Security forces were placed on high alert following the Islamabad blast, but police were unable to stop the Shiite mob in Karachi, which also torched two gas stations and a number of vehicles in addition to the KFC outlet.

Police and firemen said they found two bodies lying on the ground when they opened the door of the gutted restaurant after family members informed the KFC management that the employees did not return home late into the night.

During the search police found two more bodies from the first floor while the bodies of two other employees were found frozen in the KFC cold storage, Jamil, the city police chief, told AFP.

Five of the victims were aged between 25 and 30 years while the sixth was a guard aged about 50, Jamil said.
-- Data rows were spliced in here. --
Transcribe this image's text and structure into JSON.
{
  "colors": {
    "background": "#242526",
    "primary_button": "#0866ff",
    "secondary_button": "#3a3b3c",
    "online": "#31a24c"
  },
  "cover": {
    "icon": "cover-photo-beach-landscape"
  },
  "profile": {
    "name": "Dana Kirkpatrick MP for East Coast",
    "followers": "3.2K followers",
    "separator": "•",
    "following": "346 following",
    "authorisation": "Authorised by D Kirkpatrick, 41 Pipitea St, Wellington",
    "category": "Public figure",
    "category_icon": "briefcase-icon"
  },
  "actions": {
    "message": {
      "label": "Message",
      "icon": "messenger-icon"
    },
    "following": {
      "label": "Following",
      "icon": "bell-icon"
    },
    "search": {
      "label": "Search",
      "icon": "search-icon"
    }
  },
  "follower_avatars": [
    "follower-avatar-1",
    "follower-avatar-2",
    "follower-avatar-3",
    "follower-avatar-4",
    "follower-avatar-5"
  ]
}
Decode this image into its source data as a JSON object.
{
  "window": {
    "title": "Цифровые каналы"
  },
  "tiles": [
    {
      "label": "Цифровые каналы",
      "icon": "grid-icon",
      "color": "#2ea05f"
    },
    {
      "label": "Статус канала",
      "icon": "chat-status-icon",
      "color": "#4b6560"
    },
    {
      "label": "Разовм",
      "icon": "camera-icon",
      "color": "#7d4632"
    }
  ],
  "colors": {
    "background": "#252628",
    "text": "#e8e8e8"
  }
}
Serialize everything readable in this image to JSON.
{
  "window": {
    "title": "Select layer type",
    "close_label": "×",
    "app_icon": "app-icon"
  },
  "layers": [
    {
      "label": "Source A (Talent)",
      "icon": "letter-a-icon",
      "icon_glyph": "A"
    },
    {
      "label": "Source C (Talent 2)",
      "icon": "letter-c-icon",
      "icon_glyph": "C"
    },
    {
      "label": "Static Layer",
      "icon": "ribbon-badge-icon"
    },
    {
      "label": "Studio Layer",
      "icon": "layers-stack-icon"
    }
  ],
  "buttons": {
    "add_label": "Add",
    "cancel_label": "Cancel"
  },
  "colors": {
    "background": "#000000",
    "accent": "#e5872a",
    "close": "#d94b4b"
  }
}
Thousands of Shiite and majority Sunni Muslims have been killed in Pakistan in recent years, with attacks including bomb blasts, suicide bombings and targeted killings. Last year 160 people were killed.

Sectarian extremist groups are opposed to Musharraf for leading a crackdown on Islamic militancy and their associates from the Al-Qaeda terror network of Osama bin Laden.

Security has been tightened in Karachi as funeral prayers of the blast victims were scheduled in the same mosque while separate burials of the arson victims were also expected later in the day.

Tension was already high in volatile Karachi after the abduction and murder of a local leader of the main fundamentalist Jamaat-i-Islami party in the city on Monday.